Basically it’s a way to get a bunch of an element from a set without having to buy multiple copies of the set and all the elements you don’t care for. At most of our monthly meetings we get together and part out multiple LEGO sets to individual elements. The sets are acquired by a club officer and is different for every draft. The number of sets used for the draft will depend on the number of attendees of the draft. This means that the more people who participate, the greater the number of each element you could snag when it’s your turn. Participation in the draft is $20
For example, a set comes with 4 bricks. Green, tan, red, & grey.
Based on participation, 3 sets are going to be drafted. After combining sets and separating elements, there would be a pile of 3 green, 3 tan, etc etc.
In this example, there are 3 people. The first person could select all 3 of the red bricks. The second could then select all of the tan bricks. Now the third person picks the green bricks. If there were more piles available than the number of people, the first person gets to choose another pile.

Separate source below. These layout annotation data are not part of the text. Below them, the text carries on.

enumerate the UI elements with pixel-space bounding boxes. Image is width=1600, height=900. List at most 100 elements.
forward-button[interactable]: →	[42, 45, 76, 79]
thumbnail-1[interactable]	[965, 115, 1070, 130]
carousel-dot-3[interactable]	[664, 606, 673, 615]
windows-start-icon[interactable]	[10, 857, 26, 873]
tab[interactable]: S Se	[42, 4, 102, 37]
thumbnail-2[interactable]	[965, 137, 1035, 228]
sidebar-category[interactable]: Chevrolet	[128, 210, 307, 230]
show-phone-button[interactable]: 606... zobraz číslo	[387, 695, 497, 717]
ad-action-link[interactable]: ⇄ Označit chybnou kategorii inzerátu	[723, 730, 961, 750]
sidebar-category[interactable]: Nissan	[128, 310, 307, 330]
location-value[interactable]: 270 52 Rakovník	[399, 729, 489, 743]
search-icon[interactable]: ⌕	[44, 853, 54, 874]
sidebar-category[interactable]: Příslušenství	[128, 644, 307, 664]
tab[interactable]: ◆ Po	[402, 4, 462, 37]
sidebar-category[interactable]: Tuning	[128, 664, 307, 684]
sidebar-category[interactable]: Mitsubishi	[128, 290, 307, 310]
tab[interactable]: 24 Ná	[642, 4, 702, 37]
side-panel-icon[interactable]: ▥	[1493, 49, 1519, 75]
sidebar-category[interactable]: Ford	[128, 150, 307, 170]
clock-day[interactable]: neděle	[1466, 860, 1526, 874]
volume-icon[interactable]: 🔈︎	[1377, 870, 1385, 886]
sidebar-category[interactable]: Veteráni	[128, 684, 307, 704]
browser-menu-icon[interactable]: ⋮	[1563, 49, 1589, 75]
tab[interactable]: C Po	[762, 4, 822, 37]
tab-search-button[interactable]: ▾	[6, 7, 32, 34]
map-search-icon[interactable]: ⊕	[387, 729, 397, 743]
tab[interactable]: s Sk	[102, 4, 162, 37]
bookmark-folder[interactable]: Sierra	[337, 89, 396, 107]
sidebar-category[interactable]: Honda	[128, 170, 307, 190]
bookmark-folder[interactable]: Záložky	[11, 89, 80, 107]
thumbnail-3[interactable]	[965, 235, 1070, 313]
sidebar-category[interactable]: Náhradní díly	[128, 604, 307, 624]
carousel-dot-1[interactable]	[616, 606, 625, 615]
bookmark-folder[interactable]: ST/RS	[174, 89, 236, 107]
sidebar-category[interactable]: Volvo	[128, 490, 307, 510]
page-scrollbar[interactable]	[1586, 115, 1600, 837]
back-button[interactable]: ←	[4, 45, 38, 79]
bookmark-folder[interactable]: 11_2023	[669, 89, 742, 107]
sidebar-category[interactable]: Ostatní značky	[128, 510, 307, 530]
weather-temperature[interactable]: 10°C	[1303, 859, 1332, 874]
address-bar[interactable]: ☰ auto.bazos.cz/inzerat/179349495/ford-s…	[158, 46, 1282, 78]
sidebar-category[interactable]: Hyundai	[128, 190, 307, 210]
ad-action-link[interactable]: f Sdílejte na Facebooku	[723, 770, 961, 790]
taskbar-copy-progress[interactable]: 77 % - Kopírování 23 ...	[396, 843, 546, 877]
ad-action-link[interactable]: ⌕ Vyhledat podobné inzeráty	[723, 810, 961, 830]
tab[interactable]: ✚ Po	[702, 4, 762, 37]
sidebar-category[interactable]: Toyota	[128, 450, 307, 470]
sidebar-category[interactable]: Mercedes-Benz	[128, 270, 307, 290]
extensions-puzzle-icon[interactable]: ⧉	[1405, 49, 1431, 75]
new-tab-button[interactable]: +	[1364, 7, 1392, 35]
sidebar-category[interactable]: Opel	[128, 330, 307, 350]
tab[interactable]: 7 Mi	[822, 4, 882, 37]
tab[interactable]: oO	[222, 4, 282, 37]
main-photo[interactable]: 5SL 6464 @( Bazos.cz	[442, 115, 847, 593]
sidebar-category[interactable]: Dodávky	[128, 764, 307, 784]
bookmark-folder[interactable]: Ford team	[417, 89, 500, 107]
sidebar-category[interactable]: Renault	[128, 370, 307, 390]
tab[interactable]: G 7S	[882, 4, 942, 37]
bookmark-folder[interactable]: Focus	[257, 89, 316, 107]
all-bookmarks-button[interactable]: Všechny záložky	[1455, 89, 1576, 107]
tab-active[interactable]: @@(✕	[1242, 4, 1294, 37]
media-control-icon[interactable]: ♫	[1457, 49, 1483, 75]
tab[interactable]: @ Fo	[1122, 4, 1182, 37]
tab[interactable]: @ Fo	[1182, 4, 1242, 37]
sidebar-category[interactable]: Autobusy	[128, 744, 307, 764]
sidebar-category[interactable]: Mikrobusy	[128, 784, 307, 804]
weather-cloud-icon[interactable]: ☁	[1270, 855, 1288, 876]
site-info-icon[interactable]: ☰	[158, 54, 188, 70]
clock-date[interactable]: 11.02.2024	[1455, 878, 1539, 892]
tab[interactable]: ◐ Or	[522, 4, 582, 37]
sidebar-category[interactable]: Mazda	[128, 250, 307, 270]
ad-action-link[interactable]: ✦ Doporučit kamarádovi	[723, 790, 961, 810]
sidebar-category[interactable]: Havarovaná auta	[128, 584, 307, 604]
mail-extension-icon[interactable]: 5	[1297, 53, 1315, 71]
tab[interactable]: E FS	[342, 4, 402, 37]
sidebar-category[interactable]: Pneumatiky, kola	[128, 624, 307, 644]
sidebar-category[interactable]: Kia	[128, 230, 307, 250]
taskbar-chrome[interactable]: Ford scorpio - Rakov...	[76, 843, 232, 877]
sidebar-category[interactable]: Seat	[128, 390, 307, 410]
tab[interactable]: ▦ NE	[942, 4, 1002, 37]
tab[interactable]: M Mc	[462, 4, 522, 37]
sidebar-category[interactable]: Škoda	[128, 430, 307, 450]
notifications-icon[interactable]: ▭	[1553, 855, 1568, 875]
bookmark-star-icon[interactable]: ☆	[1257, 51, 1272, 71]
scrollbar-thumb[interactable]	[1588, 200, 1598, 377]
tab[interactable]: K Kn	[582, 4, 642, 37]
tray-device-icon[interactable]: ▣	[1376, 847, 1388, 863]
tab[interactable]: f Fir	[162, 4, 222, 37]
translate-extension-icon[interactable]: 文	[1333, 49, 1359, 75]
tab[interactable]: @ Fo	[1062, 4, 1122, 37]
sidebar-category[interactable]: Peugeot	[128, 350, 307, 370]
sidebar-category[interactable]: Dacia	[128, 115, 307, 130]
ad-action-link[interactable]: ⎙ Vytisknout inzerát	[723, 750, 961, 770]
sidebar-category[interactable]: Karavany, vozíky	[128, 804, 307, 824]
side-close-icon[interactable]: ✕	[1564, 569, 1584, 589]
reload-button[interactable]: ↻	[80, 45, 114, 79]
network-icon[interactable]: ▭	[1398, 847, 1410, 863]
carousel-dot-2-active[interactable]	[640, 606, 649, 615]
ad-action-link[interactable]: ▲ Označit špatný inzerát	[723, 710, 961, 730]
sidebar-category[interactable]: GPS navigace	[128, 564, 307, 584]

In our example, there are not enough people to match the number of piles left. At this point it goes backward because the last person didn’t get a premium “1st pick”. The third person gets to pick again (back-to-back), then the second person if a pile is still available.
Note 1: Elements are often paired or naturally ‘go’ with others. It is common to combine these elements into groupings.
Note 2: Sometimes a part has a high quantity in a set (say 15 or 20 per set). Discussion is opened to separate very large lots into smaller, multiple (evenly sized) lots.